Toplumda yer etmiş bid’at ve hurafelerin veya taassup ve yobazlığın yerine sahih dinî öğretilerin yerleştirilmesinde Hacı Çubak’ın çok büyük hizmetleri olmuştur. O, Kırgız halkının nazarını yeniden Kur’ân ve Sünnet’e çevirmiştir. İnsanların dinî ve manevî anlamda büyük bir arayış içinde oldukları bir dönemde, onları tevhid hakikatiyle tanıştırmış, onlara İslâm’ın sulh, hoşgörü, adalet, kardeşlik ve yardımlaşma gibi değerlerini sunmuştur.

Hacı Çubak’ın büyük hizmetlerinden biri de farklı toplum kesimleri ve farklı cemaatler arasında köprü vazifesi görmesidir. Onun ılımlı ve diyaloğa açık görüşleri sayesinde farklı cemaatler arasındaki ihtilaf ve anlaşmazlıklar azalmış, cemaat mensupları birbirlerine karşı daha fazla saygı göstermeye başlamışlardır.

Calilov, diğer cemaatlere olan saygı ve desteğinin yanı sıra Hizmet Hareketinin Kırgızistan’daki faaliyetlerine de sahip çıkmış, özellikle son yıllardaki zor günlerinde Hizmet’in yanında durmuştur. Onun bu destek ve yardımları, Kırgız halkının da Hizmet Hareketine sahip çıkmasında etkili olmuştur.

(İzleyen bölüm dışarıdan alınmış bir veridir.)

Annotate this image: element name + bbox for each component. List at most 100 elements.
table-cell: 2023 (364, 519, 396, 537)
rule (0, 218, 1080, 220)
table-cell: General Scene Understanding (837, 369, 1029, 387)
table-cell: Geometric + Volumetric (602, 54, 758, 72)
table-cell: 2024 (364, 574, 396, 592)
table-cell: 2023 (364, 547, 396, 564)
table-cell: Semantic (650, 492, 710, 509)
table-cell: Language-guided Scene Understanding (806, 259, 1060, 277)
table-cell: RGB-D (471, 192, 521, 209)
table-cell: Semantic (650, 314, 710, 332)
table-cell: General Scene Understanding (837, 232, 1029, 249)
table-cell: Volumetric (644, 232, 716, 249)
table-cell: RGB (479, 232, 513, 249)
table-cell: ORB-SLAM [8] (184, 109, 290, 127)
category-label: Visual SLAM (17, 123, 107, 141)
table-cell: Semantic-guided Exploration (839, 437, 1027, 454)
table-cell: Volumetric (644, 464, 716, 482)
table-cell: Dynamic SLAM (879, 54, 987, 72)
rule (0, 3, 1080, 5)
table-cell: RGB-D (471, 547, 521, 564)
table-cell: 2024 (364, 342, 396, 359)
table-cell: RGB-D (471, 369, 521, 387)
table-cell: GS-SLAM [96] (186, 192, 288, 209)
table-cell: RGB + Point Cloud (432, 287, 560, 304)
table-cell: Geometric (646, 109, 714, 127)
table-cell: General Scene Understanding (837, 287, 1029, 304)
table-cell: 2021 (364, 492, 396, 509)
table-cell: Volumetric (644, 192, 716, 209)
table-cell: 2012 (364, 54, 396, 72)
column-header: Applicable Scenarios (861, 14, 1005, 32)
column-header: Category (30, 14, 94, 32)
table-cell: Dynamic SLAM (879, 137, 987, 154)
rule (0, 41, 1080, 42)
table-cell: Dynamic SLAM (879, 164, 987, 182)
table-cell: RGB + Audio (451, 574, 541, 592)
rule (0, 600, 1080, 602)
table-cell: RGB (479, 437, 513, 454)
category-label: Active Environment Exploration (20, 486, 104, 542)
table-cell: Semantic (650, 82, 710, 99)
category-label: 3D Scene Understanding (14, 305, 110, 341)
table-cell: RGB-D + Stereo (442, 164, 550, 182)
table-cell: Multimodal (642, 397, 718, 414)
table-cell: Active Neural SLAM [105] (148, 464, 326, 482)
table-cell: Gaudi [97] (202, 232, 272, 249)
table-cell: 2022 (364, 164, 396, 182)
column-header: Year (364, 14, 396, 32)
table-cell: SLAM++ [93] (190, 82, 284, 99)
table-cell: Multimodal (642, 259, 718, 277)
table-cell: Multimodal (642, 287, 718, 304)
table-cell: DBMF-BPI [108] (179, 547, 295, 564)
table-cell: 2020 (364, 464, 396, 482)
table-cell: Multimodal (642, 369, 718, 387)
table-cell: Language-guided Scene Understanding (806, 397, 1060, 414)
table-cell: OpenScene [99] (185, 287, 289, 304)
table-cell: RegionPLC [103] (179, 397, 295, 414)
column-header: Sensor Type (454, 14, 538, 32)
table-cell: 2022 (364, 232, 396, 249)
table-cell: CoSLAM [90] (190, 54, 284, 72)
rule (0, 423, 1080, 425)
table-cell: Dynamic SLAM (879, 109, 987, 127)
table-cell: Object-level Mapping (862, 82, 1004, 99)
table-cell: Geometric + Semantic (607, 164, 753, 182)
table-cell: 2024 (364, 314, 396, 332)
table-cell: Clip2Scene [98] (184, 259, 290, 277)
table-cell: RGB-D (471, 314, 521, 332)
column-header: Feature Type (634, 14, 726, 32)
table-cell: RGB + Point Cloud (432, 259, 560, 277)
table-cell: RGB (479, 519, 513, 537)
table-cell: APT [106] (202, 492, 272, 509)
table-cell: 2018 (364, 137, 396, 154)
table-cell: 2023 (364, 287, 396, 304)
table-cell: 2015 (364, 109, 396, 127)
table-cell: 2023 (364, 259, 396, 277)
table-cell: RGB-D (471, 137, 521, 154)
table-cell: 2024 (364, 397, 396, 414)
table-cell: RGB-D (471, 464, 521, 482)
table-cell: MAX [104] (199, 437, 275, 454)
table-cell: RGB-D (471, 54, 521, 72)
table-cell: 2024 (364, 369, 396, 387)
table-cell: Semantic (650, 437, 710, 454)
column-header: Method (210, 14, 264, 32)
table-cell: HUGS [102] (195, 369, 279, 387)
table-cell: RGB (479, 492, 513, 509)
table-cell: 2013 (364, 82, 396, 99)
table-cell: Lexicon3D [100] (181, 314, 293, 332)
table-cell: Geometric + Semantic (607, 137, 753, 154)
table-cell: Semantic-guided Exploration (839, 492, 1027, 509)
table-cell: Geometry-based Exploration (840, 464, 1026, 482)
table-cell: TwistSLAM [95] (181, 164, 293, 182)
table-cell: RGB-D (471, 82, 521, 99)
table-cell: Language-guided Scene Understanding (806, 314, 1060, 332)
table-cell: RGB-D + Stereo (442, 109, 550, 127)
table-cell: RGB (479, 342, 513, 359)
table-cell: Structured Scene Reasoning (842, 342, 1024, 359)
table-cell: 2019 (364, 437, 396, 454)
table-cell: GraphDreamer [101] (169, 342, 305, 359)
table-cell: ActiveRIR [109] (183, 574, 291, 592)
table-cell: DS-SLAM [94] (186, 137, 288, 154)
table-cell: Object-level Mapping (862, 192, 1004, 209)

Amerika’daki Kırgızları ziyareti sırasında muhterem Fethullah Gülen Hocaefendi’yi de ziyaret etmiştir. 15 Temmuz sürecinden sonra, Türkiye’de ve dünyada Hizmet Hareketine karşı yürütülen çalışmaların karşısında durmuş, zulmün son bulması için idarecilere çağrı yapmış ve her zaman mazlumların yanında olmuştur.

Hocaefendi’ye karşı büyük bir saygı ve sevgi besleyen Hacı Çubak Calilov, onun İnsanlığın İftihar Tablosu:Sonsuz Nur isimli kitabından bir yıl boyunca talebelerine ve halka açık dersler yapmıştır. Fethullah Gülen’in Kırgızca’ya çevrilen birçok kitabına takdim yazısı yazması da onun Hocaefendi’ye ve Hizmet Hareketine karşı duyduğu güven ve sevginin bir eseri olsa gerektir.

Cenab-ı Hakk’tan bu büyük âlime rahmet ve mağfiretiyle muamele etmesini, kıyamet gününde onu sıddıklar, şehitler ve peygamberlerle birlikte haşretmesini ve onu Firdevsiyle sevindirmesini niyaz ediyoruz.